Oui, mais elle était moins destinée aux terrains secs. J’ai réorienté petit à petit la production. Au départ, j’ai marché dans les pas de l’ancien propriétaire. J’étais présent sur les marchés de Nîmes et de Montpellier les lundis et mardis. Tous les week-ends, j’étais sur des fêtes et des foires. Et puis le Covid est arrivé…

Qu’est-ce que le Covid a changé pour toi  ? 

On s’est retrouvé avec notre production sur les bras et la pépinière aux portes closes. Il a fallu réfléchir vite et trouver une idée.Via les réseaux sociaux, nous avons proposé aux clients de nous envoyer des photos de leur jardin pour leur faire des propositions de massifs. C’était chaud à ce moment-là… La nuit, je préparais les plantes en fonction des photos et la journée je partais en livraison. Le chiffre d’affaires a été maintenu et la pépinière a eu la tête hors de l’eau. Par ailleurs, cela m’a fait connaître localement et à la sortie du confinement, les jardiniers ont commencé à venir sur place à la pépinière. Et je me suis rendu compte que cela me plaisait. Donc, progressivement, j’ai arrêté les marchés et les foires. Je n’en fais presque plus et cela me va très bien. Je suis sur site pour la production et les clients. 

Tu as aussi développé ton business avec les paysagistes ?

Oui, et le Covid a eu aussi un rôle dans ce développement. À la sortie du confinement, ils avaient un gros besoin de plantes et je les ai démarchés. Aujourd’hui, il représente entre 60 et 70% de mon chiffre d’affaires.

Tu as aussi un client un peu particulier, la série « Camping Paradis »…

Nicolas Giral. J’ai pris la suite de l’ancien propriétaire et j’aime beaucoup cet exercice. Trois à quatre fois par an, je vais à Martigues, là où se tourne la série. À côté du fameux camping, sur le front de mer, se trouve un studio de tournage avec des décors extérieurs. Je nettoie les massifs, je replante, j’observe le comportement des plantes installées et cela me permet aussi de déconnecter de la pépinière…

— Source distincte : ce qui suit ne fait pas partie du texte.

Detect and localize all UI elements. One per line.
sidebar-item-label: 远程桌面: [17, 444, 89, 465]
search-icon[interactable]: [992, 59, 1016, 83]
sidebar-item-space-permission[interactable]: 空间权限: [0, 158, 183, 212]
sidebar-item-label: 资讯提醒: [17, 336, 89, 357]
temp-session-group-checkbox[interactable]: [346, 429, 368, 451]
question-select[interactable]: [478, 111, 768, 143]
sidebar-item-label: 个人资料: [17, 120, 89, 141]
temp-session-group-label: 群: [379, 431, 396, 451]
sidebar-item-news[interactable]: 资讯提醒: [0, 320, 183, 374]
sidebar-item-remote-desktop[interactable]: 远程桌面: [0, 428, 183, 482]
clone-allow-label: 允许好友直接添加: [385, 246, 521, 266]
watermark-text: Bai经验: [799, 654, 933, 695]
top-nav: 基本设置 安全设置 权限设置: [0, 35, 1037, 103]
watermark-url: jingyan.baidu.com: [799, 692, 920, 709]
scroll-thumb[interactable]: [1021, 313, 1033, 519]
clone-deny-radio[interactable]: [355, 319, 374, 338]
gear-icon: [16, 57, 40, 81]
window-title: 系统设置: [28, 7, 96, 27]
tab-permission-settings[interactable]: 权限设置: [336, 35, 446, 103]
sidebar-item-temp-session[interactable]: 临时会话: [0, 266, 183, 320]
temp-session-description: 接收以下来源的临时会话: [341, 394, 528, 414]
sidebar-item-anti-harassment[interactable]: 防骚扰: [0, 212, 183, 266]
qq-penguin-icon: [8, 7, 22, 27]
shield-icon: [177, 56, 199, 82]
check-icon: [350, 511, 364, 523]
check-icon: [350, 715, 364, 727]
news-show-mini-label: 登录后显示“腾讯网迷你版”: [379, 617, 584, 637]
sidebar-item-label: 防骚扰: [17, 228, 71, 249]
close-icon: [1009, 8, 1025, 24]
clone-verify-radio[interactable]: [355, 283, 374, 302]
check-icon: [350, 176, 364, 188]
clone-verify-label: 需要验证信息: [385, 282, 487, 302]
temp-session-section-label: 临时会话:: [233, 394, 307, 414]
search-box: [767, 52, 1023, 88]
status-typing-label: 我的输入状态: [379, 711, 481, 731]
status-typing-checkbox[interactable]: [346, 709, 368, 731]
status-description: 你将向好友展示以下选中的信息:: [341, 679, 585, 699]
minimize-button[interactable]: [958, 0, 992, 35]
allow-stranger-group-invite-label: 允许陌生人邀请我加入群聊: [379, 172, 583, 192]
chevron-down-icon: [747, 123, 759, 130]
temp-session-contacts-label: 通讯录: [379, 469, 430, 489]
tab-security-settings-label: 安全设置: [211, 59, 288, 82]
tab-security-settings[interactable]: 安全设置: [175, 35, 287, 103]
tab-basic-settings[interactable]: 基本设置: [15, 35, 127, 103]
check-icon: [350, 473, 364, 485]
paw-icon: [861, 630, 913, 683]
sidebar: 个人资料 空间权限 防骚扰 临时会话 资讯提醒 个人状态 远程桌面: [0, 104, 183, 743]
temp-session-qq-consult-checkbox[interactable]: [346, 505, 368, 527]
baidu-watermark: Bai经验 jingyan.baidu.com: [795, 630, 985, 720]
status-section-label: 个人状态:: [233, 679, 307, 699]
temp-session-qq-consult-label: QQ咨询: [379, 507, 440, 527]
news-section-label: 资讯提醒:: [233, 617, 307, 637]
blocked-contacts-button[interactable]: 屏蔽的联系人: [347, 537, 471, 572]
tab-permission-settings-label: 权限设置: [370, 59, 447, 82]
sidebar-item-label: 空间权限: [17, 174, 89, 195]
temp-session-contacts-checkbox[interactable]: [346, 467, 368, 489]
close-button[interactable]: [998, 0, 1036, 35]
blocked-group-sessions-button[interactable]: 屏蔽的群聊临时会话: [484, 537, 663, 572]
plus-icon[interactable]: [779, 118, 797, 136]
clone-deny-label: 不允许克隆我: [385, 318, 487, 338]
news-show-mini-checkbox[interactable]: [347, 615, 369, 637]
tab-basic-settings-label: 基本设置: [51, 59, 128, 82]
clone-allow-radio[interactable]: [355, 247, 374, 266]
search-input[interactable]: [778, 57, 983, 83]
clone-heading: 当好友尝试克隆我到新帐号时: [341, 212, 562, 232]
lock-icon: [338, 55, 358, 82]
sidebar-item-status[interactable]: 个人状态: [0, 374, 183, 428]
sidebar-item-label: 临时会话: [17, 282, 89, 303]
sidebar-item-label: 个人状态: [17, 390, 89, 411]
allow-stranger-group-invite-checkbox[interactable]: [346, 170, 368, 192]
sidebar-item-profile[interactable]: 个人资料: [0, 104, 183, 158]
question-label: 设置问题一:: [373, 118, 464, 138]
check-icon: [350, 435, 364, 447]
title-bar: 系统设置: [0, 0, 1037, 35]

Enfin, tu fournis aussi quelques restaurants en aromatiques et plantes comestibles…  

J’aime les gens passionnés et les chefs sont des passionnés. C’est très intéressant de travailler pour eux. Je livre 4 ou 5 restaurants à Lunel et je suis toujours épaté quand je les vois les chefs goûter les plantes. Ils voient de suite quelle association va être possible, dans quel plat elle va apporter son petit truc en plus. Ça me bluffe à chaque fois. 

Que leur fournis-tu ?

J’ai un petit coin de pépinière qui leur est dédié. J’y cultive des hémérocalles, des pensées, de la sauge ananas, de la capucine, de la bourrache, des monardes, de l’agastache et aussi de l’abutilon. Chez cette dernière plante, on enlève l’enveloppe rouge et on peut manger la partie jaune avec le pistil.